Parallelobox: Improved Decomposition for Optimized Parallel Printing using Axis-Aligned Bounding Boxes
Hayley Hatton, Muhammed Khalid, Umar Manzoor, John Murray

TL;DR
Parallelobox introduces an axis-aligned bounding box-based decomposition method to optimize parallel 3D printing, improving print time, feasibility, and aesthetics over existing techniques.
Contribution
It presents a novel bounding box-based decomposition approach that enhances parallel printing efficiency using a metaheuristic process and mesh clipping.
Findings
Parallelobox outperforms existing methods in print time metrics.
The approach improves feasibility and aesthetics of decomposed models.

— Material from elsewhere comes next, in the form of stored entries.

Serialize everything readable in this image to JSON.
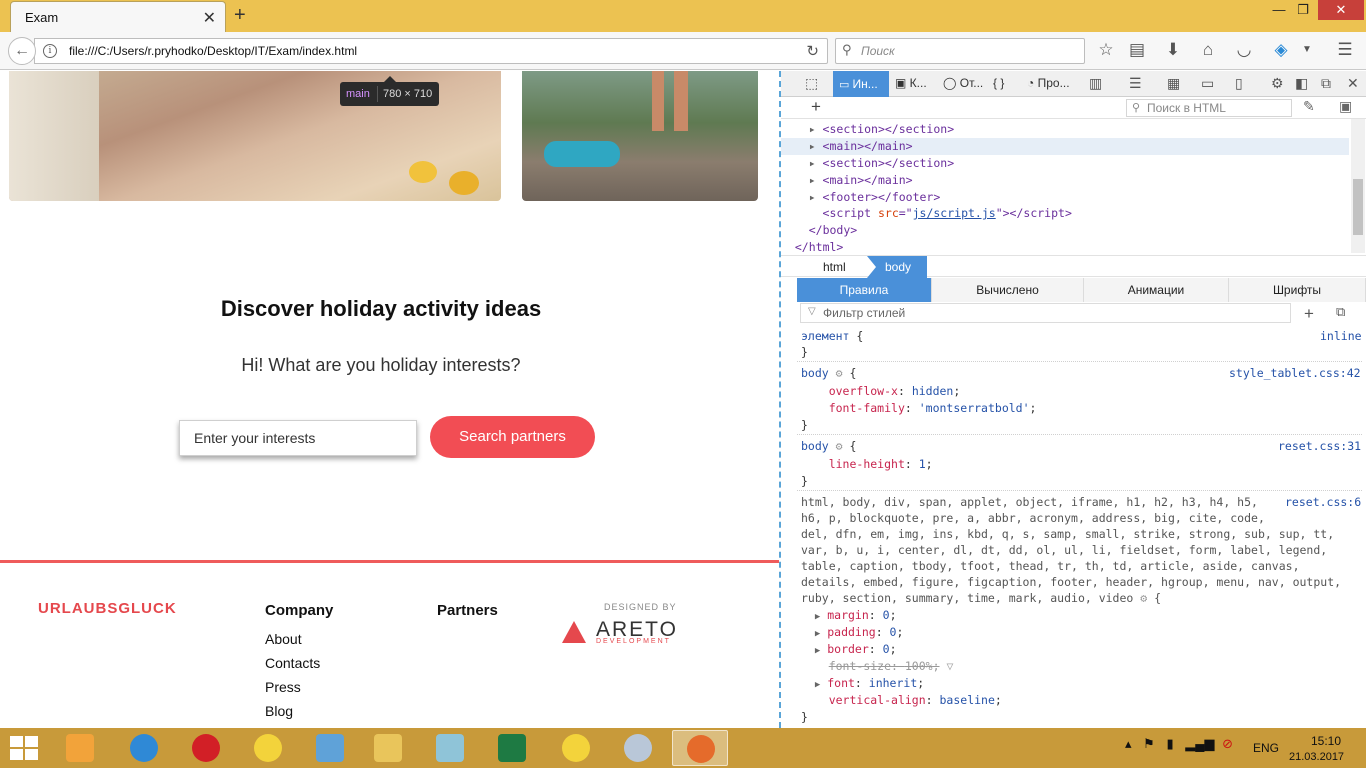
{
  "browser": {
    "tab_title": "Exam",
    "url": "file:///C:/Users/r.pryhodko/Desktop/IT/Exam/index.html",
    "search_placeholder": "Поиск"
  },
  "page": {
    "tooltip_tag": "main",
    "tooltip_dims": "780 × 710",
    "headline": "Discover holiday activity ideas",
    "subhead": "Hi! What are you holiday interests?",
    "input_placeholder": "Enter your interests",
    "search_button": "Search partners",
    "accent_color": "#f24d54",
    "footer": {
      "logo": "URLAUBSGLUCK",
      "company_heading": "Company",
      "company_links": [
        "About",
        "Contacts",
        "Press",
        "Blog"
      ],
      "partners_heading": "Partners",
      "designed_by": "DESIGNED BY",
      "areto": "ARETO",
      "areto_sub": "DEVELOPMENT"
    }
  },
  "devtools": {
    "tabs": [
      "Ин...",
      "К...",
      "От...",
      "Про..."
    ],
    "html_search_placeholder": "Поиск в HTML",
    "markup": {
      "section1": "section",
      "main1": "main",
      "section2": "section",
      "main2": "main",
      "footer": "footer",
      "script_tag": "script",
      "script_attr": "src",
      "script_src": "js/script.js",
      "body_close": "body",
      "html_close": "html"
    },
    "breadcrumbs": [
      "html",
      "body"
    ],
    "rule_tabs": [
      "Правила",
      "Вычислено",
      "Анимации",
      "Шрифты"
    ],
    "filter_placeholder": "Фильтр стилей",
    "rules": {
      "element_selector": "элемент",
      "element_source": "inline",
      "r1_selector": "body",
      "r1_source": "style_tablet.css:42",
      "r1_p1_name": "overflow-x",
      "r1_p1_value": "hidden",
      "r1_p2_name": "font-family",
      "r1_p2_value": "'montserratbold'",
      "r2_selector": "body",
      "r2_source": "reset.css:31",
      "r2_p1_name": "line-height",
      "r2_p1_value": "1",
      "r3_source": "reset.css:6",
      "r3_selector_lines": [
        "html, body, div, span, applet, object, iframe, h1, h2, h3, h4, h5,",
        "h6, p, blockquote, pre, a, abbr, acronym, address, big, cite, code,",
        "del, dfn, em, img, ins, kbd, q, s, samp, small, strike, strong, sub, sup, tt,",
        "var, b, u, i, center, dl, dt, dd, ol, ul, li, fieldset, form, label, legend,",
        "table, caption, tbody, tfoot, thead, tr, th, td, article, aside, canvas,",
        "details, embed, figure, figcaption, footer, header, hgroup, menu, nav, output,",
        "ruby, section, summary, time, mark, audio, video"
      ],
      "r3_props": [
        {
          "name": "margin",
          "value": "0"
        },
        {
          "name": "padding",
          "value": "0"
        },
        {
          "name": "border",
          "value": "0"
        },
        {
          "name": "font-size",
          "value": "100%"
        },
        {
          "name": "font",
          "value": "inherit"
        },
        {
          "name": "vertical-align",
          "value": "baseline"
        }
      ]
    }
  },
  "taskbar": {
    "lang": "ENG",
    "time": "15:10",
    "date": "21.03.2017"
  }
}
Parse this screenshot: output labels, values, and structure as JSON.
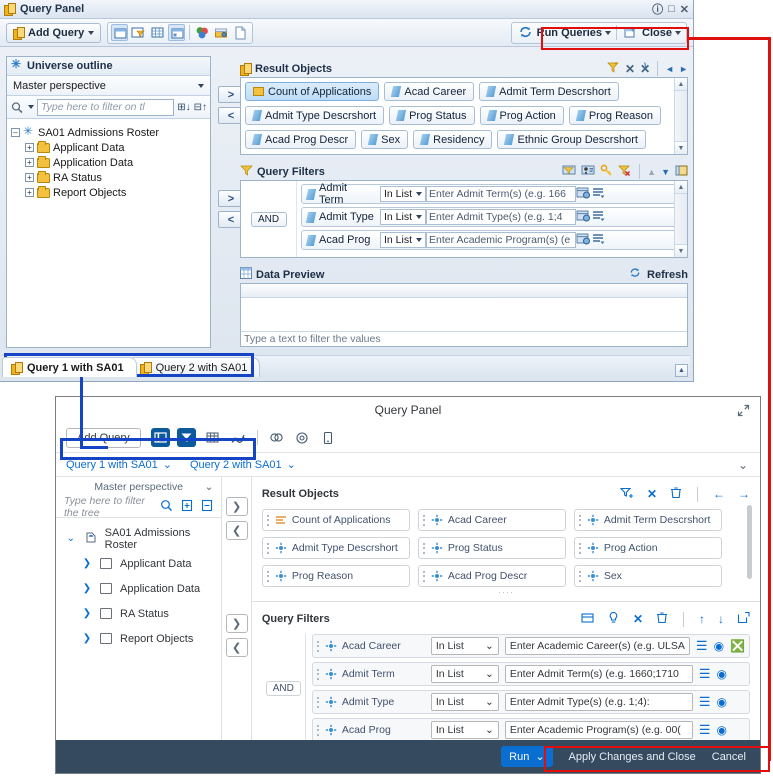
{
  "top_window": {
    "title": "Query Panel",
    "title_buttons": [
      "help",
      "maximize",
      "close"
    ],
    "toolbar": {
      "add_query_label": "Add Query",
      "view_icons": [
        "panel-layout-icon",
        "filter-view-icon",
        "grid-view-icon",
        "split-view-icon"
      ],
      "extra_icons": [
        "scope-of-analysis-icon",
        "query-properties-icon",
        "sql-viewer-icon"
      ],
      "run_queries_label": "Run Queries",
      "close_label": "Close"
    },
    "universe": {
      "header": "Universe outline",
      "perspective": "Master perspective",
      "filter_placeholder": "Type here to filter on tl",
      "root": "SA01 Admissions Roster",
      "folders": [
        "Applicant Data",
        "Application Data",
        "RA Status",
        "Report Objects"
      ]
    },
    "result_objects": {
      "header": "Result Objects",
      "tool_icons": [
        "add-filter-icon",
        "remove-icon",
        "remove-all-icon",
        "prev-icon",
        "next-icon"
      ],
      "objects": [
        {
          "label": "Count of Applications",
          "kind": "measure",
          "selected": true
        },
        {
          "label": "Acad Career",
          "kind": "dimension",
          "selected": false
        },
        {
          "label": "Admit Term Descrshort",
          "kind": "dimension",
          "selected": false
        },
        {
          "label": "Admit Type Descrshort",
          "kind": "dimension",
          "selected": false
        },
        {
          "label": "Prog Status",
          "kind": "dimension",
          "selected": false
        },
        {
          "label": "Prog Action",
          "kind": "dimension",
          "selected": false
        },
        {
          "label": "Prog Reason",
          "kind": "dimension",
          "selected": false
        },
        {
          "label": "Acad Prog Descr",
          "kind": "dimension",
          "selected": false
        },
        {
          "label": "Sex",
          "kind": "dimension",
          "selected": false
        },
        {
          "label": "Residency",
          "kind": "dimension",
          "selected": false
        },
        {
          "label": "Ethnic Group Descrshort",
          "kind": "dimension",
          "selected": false
        }
      ]
    },
    "query_filters": {
      "header": "Query Filters",
      "tool_icons": [
        "add-filter-icon",
        "add-subquery-icon",
        "add-prompt-icon",
        "remove-filter-icon",
        "move-up-icon",
        "move-down-icon",
        "expand-icon"
      ],
      "operator": "AND",
      "rows": [
        {
          "name": "Admit Term",
          "operator": "In List",
          "value": "Enter Admit Term(s) (e.g. 166"
        },
        {
          "name": "Admit Type",
          "operator": "In List",
          "value": "Enter Admit Type(s) (e.g. 1;4"
        },
        {
          "name": "Acad Prog",
          "operator": "In List",
          "value": "Enter Academic Program(s) (e"
        }
      ]
    },
    "data_preview": {
      "header": "Data Preview",
      "refresh_label": "Refresh",
      "filter_placeholder": "Type a text to filter the values"
    },
    "query_tabs": [
      {
        "label": "Query 1 with SA01",
        "active": true
      },
      {
        "label": "Query 2 with SA01",
        "active": false
      }
    ]
  },
  "bottom_window": {
    "title": "Query Panel",
    "expand_icon": "expand-icon",
    "toolbar": {
      "add_query_label": "Add Query",
      "icons": [
        "panel-layout-icon",
        "filter-view-icon",
        "grid-view-icon",
        "data-preview-icon",
        "scope-of-analysis-icon",
        "query-properties-icon",
        "sql-viewer-icon"
      ]
    },
    "query_tabs": [
      {
        "label": "Query 1 with SA01"
      },
      {
        "label": "Query 2 with SA01"
      }
    ],
    "universe": {
      "perspective": "Master perspective",
      "filter_placeholder": "Type here to filter the tree",
      "root": "SA01 Admissions Roster",
      "folders": [
        "Applicant Data",
        "Application Data",
        "RA Status",
        "Report Objects"
      ]
    },
    "result_objects": {
      "header": "Result Objects",
      "tool_icons": [
        "add-filter-icon",
        "remove-icon",
        "delete-icon",
        "prev-icon",
        "next-icon"
      ],
      "objects": [
        {
          "label": "Count of Applications",
          "kind": "measure"
        },
        {
          "label": "Acad Career",
          "kind": "dimension"
        },
        {
          "label": "Admit Term Descrshort",
          "kind": "dimension"
        },
        {
          "label": "Admit Type Descrshort",
          "kind": "dimension"
        },
        {
          "label": "Prog Status",
          "kind": "dimension"
        },
        {
          "label": "Prog Action",
          "kind": "dimension"
        },
        {
          "label": "Prog Reason",
          "kind": "dimension"
        },
        {
          "label": "Acad Prog Descr",
          "kind": "dimension"
        },
        {
          "label": "Sex",
          "kind": "dimension"
        }
      ]
    },
    "query_filters": {
      "header": "Query Filters",
      "tool_icons": [
        "add-filter-icon",
        "add-prompt-icon",
        "remove-icon",
        "delete-icon",
        "move-up-icon",
        "move-down-icon",
        "expand-icon"
      ],
      "operator": "AND",
      "rows": [
        {
          "name": "Acad Career",
          "operator": "In List",
          "value": "Enter Academic Career(s) (e.g. ULSA",
          "has_clear": true
        },
        {
          "name": "Admit Term",
          "operator": "In List",
          "value": "Enter Admit Term(s) (e.g. 1660;1710",
          "has_clear": false
        },
        {
          "name": "Admit Type",
          "operator": "In List",
          "value": "Enter Admit Type(s) (e.g. 1;4):",
          "has_clear": false
        },
        {
          "name": "Acad Prog",
          "operator": "In List",
          "value": "Enter Academic Program(s) (e.g. 00(",
          "has_clear": false
        }
      ]
    },
    "footer": {
      "run_label": "Run",
      "apply_label": "Apply Changes and Close",
      "cancel_label": "Cancel"
    }
  },
  "colors": {
    "highlight_red": "#e10e0e",
    "highlight_blue": "#1544c4",
    "accent_blue": "#0a6ed1",
    "footer_dark": "#354a5f"
  }
}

Experimental results show significant efficiency gains across various models.
Abstract
Much contemporary research in additive manufacturing focuses on breaking down models into constituent parts in the pursuit of various factors, such as printability of large models in smaller printing volumes, or reduction of support structures. Newer research has begun to focus on using these decomposition processes for printing models across multiple printers in parallel. We present a novel approach to this that incorporates axisaligned bounding boxes as height fields to improve the characteristics of decomposition, including printing time, feasibility, and aesthetics. By expanding these bounding boxes according to a parallel printing objective, with additional improved efficiency from a metaheuristic process, these boxes can then be used for rapid decomposition using simple out-of-the-box mesh clipping operations. This algorithm is experimentally evaluated across a range of models…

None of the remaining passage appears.